Seek prompt medical care if you have severe, persistent ear pain with drainage, particularly if you have diabetes or a weakened immune system. Treat the following as urgent and go to emergency care:

  • Facial drooping or weakness
  • Severe headache, high fever, or confusion
  • Difficulty swallowing or speaking
  • Worsening pain despite treatment for an ear infection

Frequently Asked Questions

Is malignant otitis externa a cancer?

No. Despite its name, it is not cancer. The word malignant refers to how aggressive and dangerous the infection is, since it can spread from the ear into bone and nerves and become life-threatening without prompt treatment.

Who is most at risk for malignant otitis externa?

It mainly affects older adults with diabetes, especially when blood sugar is poorly controlled, and people with weakened immune systems. A persistent or severe outer ear infection in these groups is a warning sign that needs evaluation.

What is the warning sign that an ear infection has become serious?

Severe, deep, constant ear pain, especially at night, with persistent drainage that does not improve is concerning. Facial drooping, high fever, confusion, or trouble swallowing are emergency signs that the infection may be spreading and require immediate care.

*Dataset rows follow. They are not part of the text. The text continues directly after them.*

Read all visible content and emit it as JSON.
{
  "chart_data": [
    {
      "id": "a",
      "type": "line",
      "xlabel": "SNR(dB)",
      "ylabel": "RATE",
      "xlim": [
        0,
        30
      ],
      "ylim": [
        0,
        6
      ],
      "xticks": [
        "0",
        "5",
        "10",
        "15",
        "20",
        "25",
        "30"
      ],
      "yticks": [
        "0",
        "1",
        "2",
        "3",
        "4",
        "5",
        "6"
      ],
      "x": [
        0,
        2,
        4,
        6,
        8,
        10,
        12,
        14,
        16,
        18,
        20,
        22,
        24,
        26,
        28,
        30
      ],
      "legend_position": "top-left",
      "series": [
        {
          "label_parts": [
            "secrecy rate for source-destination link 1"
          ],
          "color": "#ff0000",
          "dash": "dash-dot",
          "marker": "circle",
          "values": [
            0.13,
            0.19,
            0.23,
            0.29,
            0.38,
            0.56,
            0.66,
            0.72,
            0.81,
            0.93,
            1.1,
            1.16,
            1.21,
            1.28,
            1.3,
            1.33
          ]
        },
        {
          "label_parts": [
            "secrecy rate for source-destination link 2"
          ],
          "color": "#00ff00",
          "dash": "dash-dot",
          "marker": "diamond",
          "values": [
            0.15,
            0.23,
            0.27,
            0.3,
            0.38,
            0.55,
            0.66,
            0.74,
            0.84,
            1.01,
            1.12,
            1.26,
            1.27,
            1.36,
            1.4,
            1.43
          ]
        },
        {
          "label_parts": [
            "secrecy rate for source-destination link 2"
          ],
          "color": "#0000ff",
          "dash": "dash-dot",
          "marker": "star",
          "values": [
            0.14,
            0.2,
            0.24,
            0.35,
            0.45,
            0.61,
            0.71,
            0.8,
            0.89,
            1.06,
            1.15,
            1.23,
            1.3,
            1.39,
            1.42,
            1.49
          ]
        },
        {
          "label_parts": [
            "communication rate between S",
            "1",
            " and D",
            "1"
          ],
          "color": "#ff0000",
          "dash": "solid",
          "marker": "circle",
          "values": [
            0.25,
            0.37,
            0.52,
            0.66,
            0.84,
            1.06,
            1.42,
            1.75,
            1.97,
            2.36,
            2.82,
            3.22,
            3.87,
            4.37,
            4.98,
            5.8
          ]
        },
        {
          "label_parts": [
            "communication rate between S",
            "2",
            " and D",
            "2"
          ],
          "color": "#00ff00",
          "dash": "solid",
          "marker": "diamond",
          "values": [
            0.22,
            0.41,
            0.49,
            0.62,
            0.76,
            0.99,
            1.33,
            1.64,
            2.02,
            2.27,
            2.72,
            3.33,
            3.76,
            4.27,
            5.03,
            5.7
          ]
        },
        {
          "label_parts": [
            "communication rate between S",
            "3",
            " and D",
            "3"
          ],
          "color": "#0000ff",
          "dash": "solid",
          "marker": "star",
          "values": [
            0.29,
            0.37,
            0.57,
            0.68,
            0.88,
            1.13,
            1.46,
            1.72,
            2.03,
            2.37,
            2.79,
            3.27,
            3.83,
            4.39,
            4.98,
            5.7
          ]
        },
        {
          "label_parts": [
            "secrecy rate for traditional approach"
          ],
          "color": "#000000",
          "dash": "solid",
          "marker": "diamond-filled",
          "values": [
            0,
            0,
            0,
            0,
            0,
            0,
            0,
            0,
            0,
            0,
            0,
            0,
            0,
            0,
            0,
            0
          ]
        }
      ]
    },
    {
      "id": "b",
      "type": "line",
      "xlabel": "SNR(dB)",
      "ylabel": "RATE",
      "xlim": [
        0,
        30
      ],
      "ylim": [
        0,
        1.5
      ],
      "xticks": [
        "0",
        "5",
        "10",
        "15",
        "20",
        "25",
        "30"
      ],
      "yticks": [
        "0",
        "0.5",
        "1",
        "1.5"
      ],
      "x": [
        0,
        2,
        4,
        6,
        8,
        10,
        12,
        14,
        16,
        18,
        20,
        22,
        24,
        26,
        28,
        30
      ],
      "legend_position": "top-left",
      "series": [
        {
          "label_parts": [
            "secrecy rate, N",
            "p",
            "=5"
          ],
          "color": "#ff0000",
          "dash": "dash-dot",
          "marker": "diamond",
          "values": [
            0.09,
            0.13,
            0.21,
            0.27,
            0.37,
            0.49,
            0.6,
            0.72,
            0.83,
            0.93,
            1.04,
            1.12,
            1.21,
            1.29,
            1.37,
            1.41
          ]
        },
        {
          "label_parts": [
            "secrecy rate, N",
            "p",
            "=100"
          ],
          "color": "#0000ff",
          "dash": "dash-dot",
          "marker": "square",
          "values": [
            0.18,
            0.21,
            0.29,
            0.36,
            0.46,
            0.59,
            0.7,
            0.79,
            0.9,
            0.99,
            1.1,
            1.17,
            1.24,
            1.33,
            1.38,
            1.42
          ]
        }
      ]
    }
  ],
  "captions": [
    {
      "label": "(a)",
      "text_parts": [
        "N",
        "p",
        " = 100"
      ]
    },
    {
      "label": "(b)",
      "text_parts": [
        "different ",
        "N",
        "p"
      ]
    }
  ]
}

How is malignant otitis externa treated?

Treatment involves a long course of antibiotics targeting Pseudomonas, often starting in the hospital, along with tight control of diabetes and ear cleaning. Surgery is sometimes needed to remove infected bone, and close follow-up confirms the infection is clearing.

Can malignant otitis externa be prevented?

The most important steps are keeping diabetes well controlled, treating ordinary ear infections early, keeping ears dry, and seeking prompt care for severe or persistent ear pain, particularly if you have diabetes or a weakened immune system.

Medical Disclaimer: This information is for educational purposes only and is not a substitute for professional medical advice, diagnosis, or treatment. Always consult a qualified healthcare provider with any questions about a medical condition.

References

  1. American Academy of Otolaryngology-Head and Neck Surgery. Ear infection.
  2. MedlinePlus, U.S. National Library of Medicine. Malignant otitis externa.
  3. Centers for Disease Control and Prevention (CDC). Pseudomonas aeruginosa infection.
  4. National Institute on Deafness and Other Communication Disorders (NIDCD).